Großbritannien bleibt trotz Brexit attraktiv für ausländische Investitionen

Großbritanniens starke industrielle Basis und geografische Lage machen es nach wie vor attraktiv für Investitionen. Tej Parikh, Chefökonom des Institute of Directors, sagte Tej Parikh. Die Vorteile werden durch starke rechtliche und regulatorische Rahmenbedingungen und einen soliden Corporate-Governance-Kodex unterstützt, den internationale Anleger verstehen und der eine gewisse Stabilität bietet.

Die erstklassigen Universitäten in ganz Großbritannien und der damit verbundene Zugang zu hochqualifizierten Absolventen sind ein weiterer Pluspunkt.

Laut Parikh sind Finanzdienstleistungen und professionelle Dienstleistungen besonders erfolgreiche Sektoren und ziehen weiterhin Investitionen aus dem Ausland an.
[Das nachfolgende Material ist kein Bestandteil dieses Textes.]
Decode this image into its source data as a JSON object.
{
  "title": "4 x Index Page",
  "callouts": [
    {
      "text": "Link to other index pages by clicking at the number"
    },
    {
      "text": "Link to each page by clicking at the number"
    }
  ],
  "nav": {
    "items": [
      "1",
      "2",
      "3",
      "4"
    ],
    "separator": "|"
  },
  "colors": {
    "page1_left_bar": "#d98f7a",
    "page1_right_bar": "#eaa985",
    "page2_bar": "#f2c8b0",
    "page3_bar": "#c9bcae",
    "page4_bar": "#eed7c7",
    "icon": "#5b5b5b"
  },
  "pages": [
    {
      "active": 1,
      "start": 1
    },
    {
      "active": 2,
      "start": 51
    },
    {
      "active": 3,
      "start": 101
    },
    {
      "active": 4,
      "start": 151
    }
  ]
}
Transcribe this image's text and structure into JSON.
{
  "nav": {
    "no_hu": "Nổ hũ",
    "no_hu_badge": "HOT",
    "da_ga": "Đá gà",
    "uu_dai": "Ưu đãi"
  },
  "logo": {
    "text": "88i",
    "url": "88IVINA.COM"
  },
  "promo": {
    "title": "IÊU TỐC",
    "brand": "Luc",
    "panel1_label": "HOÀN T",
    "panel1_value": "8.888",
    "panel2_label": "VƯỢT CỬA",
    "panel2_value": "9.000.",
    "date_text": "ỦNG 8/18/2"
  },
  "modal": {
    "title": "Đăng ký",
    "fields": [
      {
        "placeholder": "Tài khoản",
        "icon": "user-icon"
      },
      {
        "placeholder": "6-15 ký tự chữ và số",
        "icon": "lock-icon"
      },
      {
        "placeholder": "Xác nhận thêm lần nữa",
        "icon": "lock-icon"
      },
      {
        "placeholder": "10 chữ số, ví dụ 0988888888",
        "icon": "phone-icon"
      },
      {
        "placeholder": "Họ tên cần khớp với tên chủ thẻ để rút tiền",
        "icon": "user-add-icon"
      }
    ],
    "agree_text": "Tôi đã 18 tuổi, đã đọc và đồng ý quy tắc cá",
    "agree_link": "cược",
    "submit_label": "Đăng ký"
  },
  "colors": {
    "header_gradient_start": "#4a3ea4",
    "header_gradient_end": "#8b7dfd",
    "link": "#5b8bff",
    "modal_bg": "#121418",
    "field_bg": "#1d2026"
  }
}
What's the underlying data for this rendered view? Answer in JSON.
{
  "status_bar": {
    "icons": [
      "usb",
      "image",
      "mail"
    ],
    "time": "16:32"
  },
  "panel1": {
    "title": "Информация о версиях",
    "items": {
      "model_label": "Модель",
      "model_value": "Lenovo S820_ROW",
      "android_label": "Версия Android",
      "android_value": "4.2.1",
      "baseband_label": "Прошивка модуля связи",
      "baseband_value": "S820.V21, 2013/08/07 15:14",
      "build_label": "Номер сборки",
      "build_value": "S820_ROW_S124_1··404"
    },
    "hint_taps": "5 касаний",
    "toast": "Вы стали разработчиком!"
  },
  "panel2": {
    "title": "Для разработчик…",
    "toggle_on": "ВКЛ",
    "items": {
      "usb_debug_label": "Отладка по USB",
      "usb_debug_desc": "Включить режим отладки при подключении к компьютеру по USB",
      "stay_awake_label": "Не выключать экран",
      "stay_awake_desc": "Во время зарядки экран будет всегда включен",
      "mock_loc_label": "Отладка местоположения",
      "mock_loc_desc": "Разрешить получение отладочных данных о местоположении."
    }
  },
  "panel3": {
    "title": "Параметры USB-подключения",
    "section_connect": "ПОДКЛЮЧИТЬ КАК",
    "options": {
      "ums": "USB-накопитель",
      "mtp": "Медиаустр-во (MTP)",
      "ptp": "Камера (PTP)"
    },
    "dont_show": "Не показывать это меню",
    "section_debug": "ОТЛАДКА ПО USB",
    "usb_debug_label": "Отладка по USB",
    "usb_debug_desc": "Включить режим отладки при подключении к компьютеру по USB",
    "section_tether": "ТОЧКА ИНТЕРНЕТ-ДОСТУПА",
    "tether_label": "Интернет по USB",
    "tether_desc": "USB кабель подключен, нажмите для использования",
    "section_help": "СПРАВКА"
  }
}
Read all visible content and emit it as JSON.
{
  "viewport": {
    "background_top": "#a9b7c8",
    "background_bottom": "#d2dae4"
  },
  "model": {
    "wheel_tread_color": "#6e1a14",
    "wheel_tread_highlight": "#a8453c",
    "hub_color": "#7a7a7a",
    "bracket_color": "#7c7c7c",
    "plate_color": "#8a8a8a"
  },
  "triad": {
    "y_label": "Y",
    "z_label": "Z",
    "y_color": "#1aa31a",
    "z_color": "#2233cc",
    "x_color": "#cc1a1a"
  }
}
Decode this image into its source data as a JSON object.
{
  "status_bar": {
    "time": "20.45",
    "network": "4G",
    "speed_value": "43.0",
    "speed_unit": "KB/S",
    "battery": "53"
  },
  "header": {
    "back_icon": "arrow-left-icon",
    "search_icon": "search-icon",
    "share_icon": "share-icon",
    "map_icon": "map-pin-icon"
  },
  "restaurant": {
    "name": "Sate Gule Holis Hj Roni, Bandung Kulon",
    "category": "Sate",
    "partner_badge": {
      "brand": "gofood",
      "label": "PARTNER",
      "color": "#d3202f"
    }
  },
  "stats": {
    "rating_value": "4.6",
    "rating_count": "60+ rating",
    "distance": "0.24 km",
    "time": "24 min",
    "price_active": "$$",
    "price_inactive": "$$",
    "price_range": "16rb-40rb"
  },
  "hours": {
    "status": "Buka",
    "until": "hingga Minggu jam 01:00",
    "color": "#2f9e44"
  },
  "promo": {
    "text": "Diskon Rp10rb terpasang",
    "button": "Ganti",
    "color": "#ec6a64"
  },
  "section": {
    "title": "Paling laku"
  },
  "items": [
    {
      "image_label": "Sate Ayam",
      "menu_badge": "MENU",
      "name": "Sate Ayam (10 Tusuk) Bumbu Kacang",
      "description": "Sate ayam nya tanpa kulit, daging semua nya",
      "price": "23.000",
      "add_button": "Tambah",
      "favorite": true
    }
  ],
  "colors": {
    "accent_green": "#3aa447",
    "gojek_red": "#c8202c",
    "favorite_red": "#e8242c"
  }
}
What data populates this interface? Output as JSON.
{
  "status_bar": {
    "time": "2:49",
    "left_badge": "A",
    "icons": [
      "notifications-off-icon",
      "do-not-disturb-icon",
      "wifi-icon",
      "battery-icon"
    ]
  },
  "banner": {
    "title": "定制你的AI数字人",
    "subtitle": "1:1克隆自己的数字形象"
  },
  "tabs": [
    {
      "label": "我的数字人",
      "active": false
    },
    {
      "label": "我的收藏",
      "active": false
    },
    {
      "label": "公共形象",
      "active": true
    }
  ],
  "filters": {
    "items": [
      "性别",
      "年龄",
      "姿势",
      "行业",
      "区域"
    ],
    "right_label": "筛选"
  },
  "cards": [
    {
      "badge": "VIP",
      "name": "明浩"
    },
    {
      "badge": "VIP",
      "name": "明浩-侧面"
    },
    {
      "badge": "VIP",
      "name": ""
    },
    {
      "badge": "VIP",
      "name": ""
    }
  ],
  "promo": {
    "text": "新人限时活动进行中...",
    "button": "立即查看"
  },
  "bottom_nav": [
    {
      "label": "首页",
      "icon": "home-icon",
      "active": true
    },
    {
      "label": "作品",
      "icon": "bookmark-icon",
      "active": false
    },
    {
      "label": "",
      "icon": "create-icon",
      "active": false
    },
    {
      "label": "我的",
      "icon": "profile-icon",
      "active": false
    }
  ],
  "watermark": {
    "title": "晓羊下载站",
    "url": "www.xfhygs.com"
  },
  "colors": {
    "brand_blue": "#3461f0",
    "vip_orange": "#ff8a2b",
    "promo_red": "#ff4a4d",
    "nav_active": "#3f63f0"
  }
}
Eine bemerkenswerte Entwicklung in den letzten fünf bis zehn Jahren ist das Aufkommen neuer Unternehmen im Technologiebereich, und britische Fintech- und Digitalunternehmen ziehen große internationale Investitionen an. Darüber hinaus sind erneuerbare Energien ein weiterer potenzieller Wachstumsbereich für ausländische Direktinvestitionen.

„Wir sind in einem Stadium, in dem wir das Risiko bewerten, dass diese Stärken durch den Brexit, die Pandemie und andere Faktoren untergraben werden könnten“, sagte Parikh.

Das verarbeitende Gewerbe ist ein Bereich, der insbesondere angesichts des Austritts aus dem Binnenmarkt für internationale Investoren an Attraktivität verloren hat, aber an der Stärke des Vereinigten Königreichs als Finanzdienstleistungszentrum wurde nicht viel getan, auch nachdem die Passrechte innerhalb der EU abgelaufen sind nicht verloren gegangen. er fügte hinzu.

Parikh stellte jedoch fest, dass der Brexit und der politische Wandel der letzten drei Jahre den Ruf und die Stabilität des Landes untergraben haben und diese Faktoren für Anleger schwierig werden können, wenn die britischen Gesetze und Vorschriften überarbeitet werden, um den EU-Vorschriften zu entsprechen.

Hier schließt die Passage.